In this week’s second research seminar session, Poorvi Iyer from the London School of Economics will join us to present and discuss her paper.
Title: “Social Scrutiny in India – An online survey experiment to examine the effect of social scrutiny on identity-related behaviour in India.”
Date: 16 June 2022
Time: 5 pm
Venue: Seminar Hall, Main Building
Objective: The study’s overall aim is to examine how behavioural intent varies with social scrutiny in India. We select three social identities that are salient in South Asia (caste, gender, and religion) and, based on our prior qualitative research, we identify various behaviours which are influenced by these identities (e.g., intercaste and inter-religious contact, gendered displays of deference, compliance with norms of propriety, etc.). We then ask the overarching question:
How do these behaviours vary with social scrutiny?
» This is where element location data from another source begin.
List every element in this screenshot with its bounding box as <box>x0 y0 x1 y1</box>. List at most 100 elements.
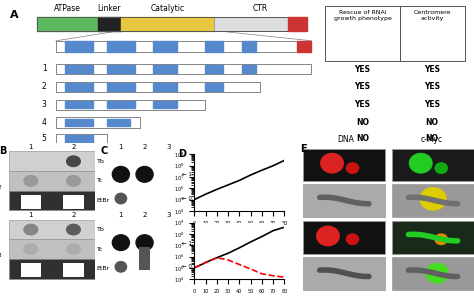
Bar <box>9 220 95 239</box>
Bar <box>56 41 311 52</box>
Text: Tb: Tb <box>97 227 104 232</box>
Text: A: A <box>9 10 18 20</box>
Circle shape <box>67 156 80 167</box>
Bar <box>154 42 177 52</box>
Text: 1: 1 <box>42 64 46 73</box>
Bar <box>20 263 41 277</box>
Bar <box>56 117 139 127</box>
Text: C: C <box>100 146 108 156</box>
Bar <box>63 195 84 209</box>
Circle shape <box>409 153 433 173</box>
Text: DNA: DNA <box>337 135 355 144</box>
Bar <box>242 65 255 73</box>
Bar <box>98 17 121 31</box>
Text: ← 1.8/2.0 Mb: ← 1.8/2.0 Mb <box>182 240 217 245</box>
Text: NO: NO <box>426 118 439 127</box>
Bar <box>205 65 223 73</box>
Bar <box>107 42 135 52</box>
Bar <box>56 99 205 110</box>
Text: NO: NO <box>426 134 439 143</box>
Bar <box>65 101 93 108</box>
Circle shape <box>67 244 80 255</box>
Text: 2: 2 <box>42 82 46 91</box>
Text: Tb: Tb <box>97 159 104 164</box>
Circle shape <box>346 162 359 174</box>
Text: c-Myc: c-Myc <box>420 135 442 144</box>
Bar <box>205 42 223 52</box>
Circle shape <box>24 176 37 186</box>
Circle shape <box>136 235 153 250</box>
Text: B: B <box>0 146 7 156</box>
Text: Deletion
construct 2: Deletion construct 2 <box>0 179 2 189</box>
Text: 2: 2 <box>142 143 147 149</box>
Text: 3: 3 <box>166 212 171 218</box>
Circle shape <box>434 162 448 174</box>
Bar <box>107 65 135 73</box>
Text: 3: 3 <box>166 143 171 149</box>
Bar <box>65 83 93 91</box>
Text: D: D <box>178 149 186 159</box>
Text: ATPase: ATPase <box>54 4 81 13</box>
Text: E: E <box>300 144 307 154</box>
Text: Centromere
activity: Centromere activity <box>413 10 451 21</box>
Bar <box>303 257 385 290</box>
Text: 1: 1 <box>118 212 123 218</box>
Bar <box>9 171 95 191</box>
Text: NO: NO <box>426 152 439 161</box>
Bar <box>56 134 107 144</box>
Circle shape <box>67 224 80 235</box>
Bar <box>56 64 311 74</box>
Bar <box>205 83 223 91</box>
Circle shape <box>115 262 127 272</box>
Bar <box>400 6 465 61</box>
Bar <box>303 184 385 217</box>
Text: EtBr: EtBr <box>97 266 110 271</box>
Text: Tc: Tc <box>97 247 103 252</box>
Bar <box>56 82 260 92</box>
Bar <box>154 101 177 108</box>
Bar <box>65 119 93 126</box>
Circle shape <box>136 167 153 182</box>
Circle shape <box>434 233 448 245</box>
Bar <box>107 101 135 108</box>
Text: YES: YES <box>355 65 371 74</box>
Text: Catalytic: Catalytic <box>150 4 184 13</box>
Text: ← 0.8 Mb: ← 0.8 Mb <box>182 196 207 201</box>
Text: Linker: Linker <box>98 4 121 13</box>
Text: 5: 5 <box>42 134 46 143</box>
Text: 3: 3 <box>42 100 46 109</box>
Text: Deletion
construct 3: Deletion construct 3 <box>0 247 2 258</box>
Bar <box>37 17 98 31</box>
Bar <box>65 135 93 143</box>
Text: EtBr: EtBr <box>97 198 110 203</box>
Text: YES: YES <box>355 100 371 109</box>
Text: ← 1.8/2.0 Mb: ← 1.8/2.0 Mb <box>182 172 217 177</box>
Bar <box>20 195 41 209</box>
X-axis label: Hours: Hours <box>230 231 249 236</box>
Circle shape <box>112 235 129 250</box>
Bar <box>242 42 255 52</box>
Circle shape <box>115 193 127 204</box>
Text: YES: YES <box>355 83 371 91</box>
Bar <box>107 119 130 126</box>
Circle shape <box>419 187 447 211</box>
Bar <box>154 65 177 73</box>
Bar <box>63 263 84 277</box>
Text: NO: NO <box>356 152 369 161</box>
Text: YES: YES <box>424 100 440 109</box>
Text: YES: YES <box>424 83 440 91</box>
Bar <box>303 148 385 181</box>
Text: 1: 1 <box>118 143 123 149</box>
Bar <box>325 6 400 61</box>
Text: 4: 4 <box>42 118 46 127</box>
Bar <box>392 148 474 181</box>
Bar <box>214 17 307 31</box>
Text: NO: NO <box>356 118 369 127</box>
Bar <box>139 247 150 270</box>
Bar <box>65 65 93 73</box>
Bar <box>392 221 474 254</box>
Text: 2: 2 <box>71 212 76 218</box>
Text: Rescue of RNAi
growth phenotype: Rescue of RNAi growth phenotype <box>334 10 392 21</box>
Circle shape <box>320 153 344 173</box>
Text: 2: 2 <box>71 143 76 149</box>
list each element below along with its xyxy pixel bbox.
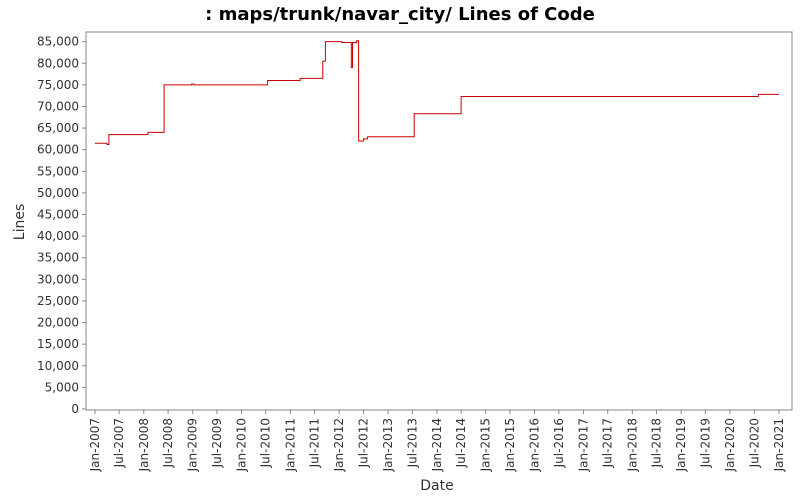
y-tick-label: 55,000 <box>37 164 79 178</box>
y-tick-label: 60,000 <box>37 143 79 157</box>
x-tick-label: Jul-2010 <box>259 418 273 468</box>
y-tick-label: 5,000 <box>45 380 79 394</box>
y-tick-label: 20,000 <box>37 316 79 330</box>
x-tick-label: Jul-2012 <box>357 418 371 468</box>
x-tick-label: Jan-2012 <box>332 418 346 472</box>
x-tick-label: Jul-2007 <box>112 418 126 468</box>
x-tick-label: Jan-2014 <box>430 418 444 472</box>
x-tick-label: Jul-2011 <box>308 418 322 468</box>
x-tick-label: Jan-2018 <box>625 418 639 472</box>
x-tick-label: Jul-2020 <box>747 418 761 468</box>
series-layer <box>94 40 779 145</box>
x-tick-label: Jul-2016 <box>552 418 566 468</box>
x-tick-label: Jul-2009 <box>210 418 224 468</box>
y-tick-label: 30,000 <box>37 272 79 286</box>
x-tick-label: Jan-2020 <box>723 418 737 472</box>
y-tick-label: 50,000 <box>37 186 79 200</box>
y-tick-label: 25,000 <box>37 294 79 308</box>
x-tick-label: Jan-2021 <box>772 418 786 472</box>
y-tick-label: 85,000 <box>37 35 79 49</box>
y-tick-label: 75,000 <box>37 78 79 92</box>
x-axis: Jan-2007 Jul-2007 Jan-2008 Jul-2008 Jan-2009… <box>88 410 786 472</box>
y-tick-label: 35,000 <box>37 251 79 265</box>
x-tick-label: Jul-2019 <box>698 418 712 468</box>
x-tick-label: Jan-2017 <box>577 418 591 472</box>
chart-title: : maps/trunk/navar_city/ Lines of Code <box>205 4 595 25</box>
x-tick-label: Jan-2016 <box>528 418 542 472</box>
series-line <box>94 40 779 145</box>
x-tick-label: Jan-2007 <box>88 418 102 472</box>
x-tick-label: Jan-2013 <box>381 418 395 472</box>
y-tick-label: 0 <box>71 402 79 416</box>
y-tick-label: 10,000 <box>37 359 79 373</box>
x-tick-label: Jan-2011 <box>283 418 297 472</box>
x-tick-label: Jul-2008 <box>161 418 175 468</box>
x-tick-label: Jan-2009 <box>186 418 200 472</box>
y-axis: 0 5,000 10,000 15,000 20,000 25,000 30,000 35,0… <box>37 35 86 416</box>
x-tick-label: Jan-2010 <box>235 418 249 472</box>
y-tick-label: 65,000 <box>37 121 79 135</box>
x-tick-label: Jan-2015 <box>503 418 517 472</box>
x-tick-label: Jul-2017 <box>601 418 615 468</box>
y-axis-label: Lines <box>12 204 28 240</box>
plot-area-frame <box>85 31 793 411</box>
y-tick-label: 45,000 <box>37 208 79 222</box>
x-tick-label: Jan-2019 <box>674 418 688 472</box>
y-tick-label: 40,000 <box>37 229 79 243</box>
x-tick-label: Jan-2015 <box>479 418 493 472</box>
x-tick-label: Jul-2018 <box>650 418 664 468</box>
x-axis-label: Date <box>420 478 453 494</box>
x-tick-label: Jul-2014 <box>454 418 468 468</box>
y-tick-label: 80,000 <box>37 56 79 70</box>
x-tick-label: Jul-2013 <box>405 418 419 468</box>
x-tick-label: Jan-2008 <box>137 418 151 472</box>
y-tick-label: 15,000 <box>37 337 79 351</box>
y-tick-label: 70,000 <box>37 99 79 113</box>
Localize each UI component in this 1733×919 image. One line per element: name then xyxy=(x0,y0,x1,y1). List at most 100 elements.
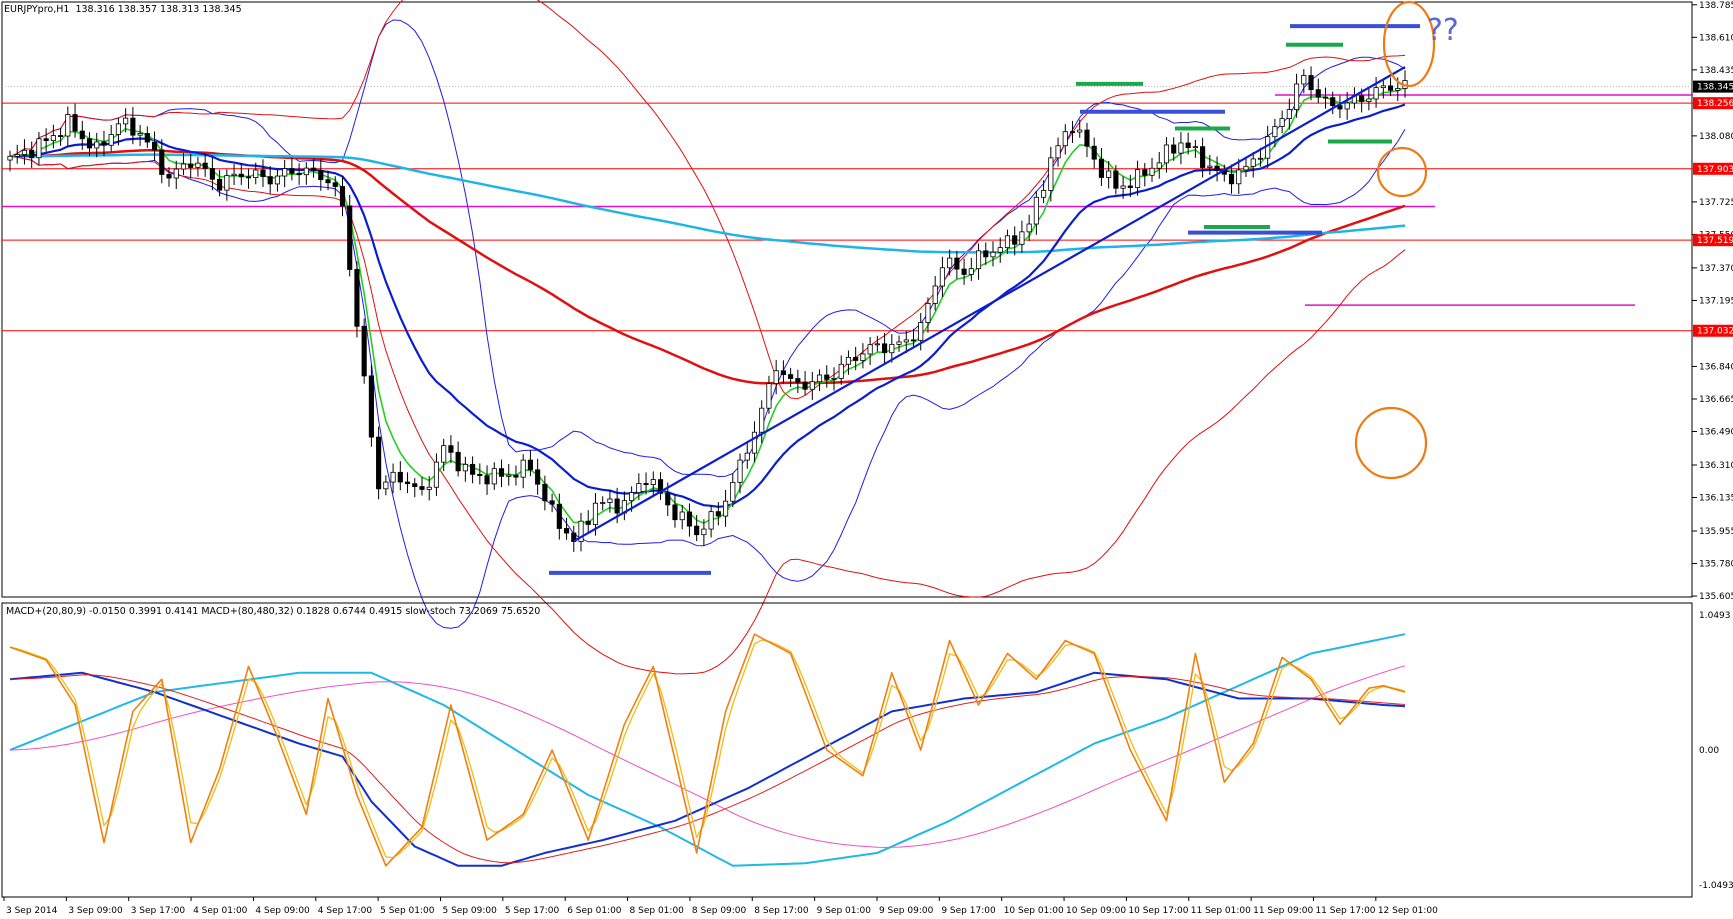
candle-body xyxy=(1344,102,1350,110)
candle-body xyxy=(882,343,888,354)
candle-body xyxy=(94,141,100,149)
time-tick-label: 3 Sep 09:00 xyxy=(68,906,123,916)
candle-body xyxy=(231,173,237,176)
candle-body xyxy=(209,168,215,180)
candle-body xyxy=(224,175,230,191)
candle-body xyxy=(1048,157,1054,191)
candle-body xyxy=(665,492,671,506)
candle-body xyxy=(1387,85,1394,91)
macd-fast-signal-line xyxy=(9,674,1406,864)
candle-body xyxy=(1041,190,1047,198)
candle-body xyxy=(217,178,223,191)
time-tick-label: 5 Sep 01:00 xyxy=(380,906,435,916)
candle-body xyxy=(874,343,880,346)
time-tick-label: 3 Sep 17:00 xyxy=(131,906,186,916)
candle-body xyxy=(549,500,555,505)
time-tick-label: 4 Sep 01:00 xyxy=(193,906,248,916)
candle-body xyxy=(939,267,945,287)
candle-body xyxy=(253,169,259,179)
price-tag-box xyxy=(1693,162,1733,175)
candle-body xyxy=(339,186,346,207)
candle-body xyxy=(498,468,505,477)
candle-body xyxy=(86,138,93,149)
candle-body xyxy=(773,370,779,384)
candle-body xyxy=(108,134,114,146)
candle-body xyxy=(542,483,548,502)
candle-body xyxy=(1301,75,1307,85)
price-tag-label: 138.345 xyxy=(1697,83,1733,93)
price-tick-label: 136.135 xyxy=(1699,494,1733,504)
candle-body xyxy=(925,303,931,323)
candle-body xyxy=(867,344,873,355)
candle-body xyxy=(1062,131,1068,147)
price-tag-label: 137.903 xyxy=(1697,165,1733,175)
candle-body xyxy=(1069,131,1076,134)
price-pane-frame xyxy=(1,1,1693,598)
candle-body xyxy=(101,141,107,146)
candle-body xyxy=(1272,126,1278,138)
macd-fast-line xyxy=(9,671,1406,867)
time-tick-label: 6 Sep 01:00 xyxy=(567,906,622,916)
candle-body xyxy=(404,481,411,485)
candle-body xyxy=(65,114,71,137)
candle-body xyxy=(1330,97,1336,107)
chart-symbol-title: EURJPYpro,H1 138.316 138.357 138.313 138.… xyxy=(4,4,242,15)
indicator-pane-frame xyxy=(1,602,1693,898)
candle-body xyxy=(1106,170,1112,178)
indicator-tick-label: 1.0493 xyxy=(1699,611,1731,621)
candle-body xyxy=(643,483,649,485)
candle-body xyxy=(188,163,194,168)
candle-body xyxy=(455,451,461,472)
candle-body xyxy=(571,532,577,542)
candle-body xyxy=(838,363,844,379)
time-tick-label: 8 Sep 17:00 xyxy=(754,906,809,916)
candle-body xyxy=(694,525,700,536)
candle-body xyxy=(491,468,497,485)
candle-body xyxy=(354,269,360,327)
candle-body xyxy=(1113,170,1119,189)
candle-body xyxy=(1366,98,1372,102)
time-tick-label: 9 Sep 01:00 xyxy=(817,906,872,916)
candle-body xyxy=(1171,144,1177,154)
candle-body xyxy=(1214,165,1220,171)
candle-body xyxy=(795,378,801,383)
candle-body xyxy=(853,356,859,361)
candle-body xyxy=(506,474,512,477)
candle-body xyxy=(585,520,591,525)
candle-body xyxy=(332,182,338,187)
time-tick-label: 8 Sep 09:00 xyxy=(692,906,747,916)
highlight-circle-middle xyxy=(1376,146,1428,198)
price-tick-label: 138.080 xyxy=(1699,132,1733,142)
price-chart-pane: ?? xyxy=(1,0,1693,675)
candle-body xyxy=(600,502,606,504)
candle-body xyxy=(708,511,714,530)
candle-body xyxy=(679,511,685,521)
candle-body xyxy=(130,117,136,136)
candle-body xyxy=(629,492,635,502)
candle-body xyxy=(21,149,28,155)
candle-body xyxy=(701,528,707,536)
price-tick-label: 136.665 xyxy=(1699,395,1733,405)
candle-body xyxy=(166,174,172,179)
candle-body xyxy=(672,504,678,521)
trend-line xyxy=(573,66,1406,543)
candle-body xyxy=(311,167,317,171)
candle-body xyxy=(123,117,129,125)
time-tick-label: 10 Sep 09:00 xyxy=(1066,906,1126,916)
candle-body xyxy=(426,486,432,490)
price-tick-label: 136.310 xyxy=(1699,461,1733,471)
candle-body xyxy=(462,463,468,472)
candle-body xyxy=(1380,85,1386,89)
candle-body xyxy=(477,473,483,477)
candle-body xyxy=(1098,158,1104,178)
candle-body xyxy=(1134,169,1141,188)
price-tag-label: 137.519 xyxy=(1697,236,1733,246)
candle-body xyxy=(1192,146,1198,149)
highlight-circle-top xyxy=(1382,0,1436,88)
candle-body xyxy=(513,474,519,478)
candle-body xyxy=(809,381,815,390)
candle-body xyxy=(780,370,786,376)
time-tick-label: 9 Sep 09:00 xyxy=(879,906,934,916)
candle-body xyxy=(715,511,721,517)
candle-body xyxy=(115,123,121,135)
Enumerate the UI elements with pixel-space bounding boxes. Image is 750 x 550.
The present study is our first attempt to address this question systematically. The study itself is currently data analysis stage following a pilot phase. It consists of an online survey experiment in which 1200 participants (college students and recent graduates in India) were asked to answer the same set of questions under different conditions of hypothetical scrutiny.
She holds a BA in Economics and Psychology from New York University (NYU) and an MSc in Economics and Business (with a specialisation in behavioural economics) from Erasmus University Rotterdam in the Netherlands and a second MSc in Social Research Methods at the London School of Economics. Additionally, she has research experience in the field of behavioural economics at institutions like NYU, the University of Mumbai and ETH Zurich. Her research interests lie in mixed-methods applications of behavioural economics and social psychology toward understanding intergroup discrimination in India.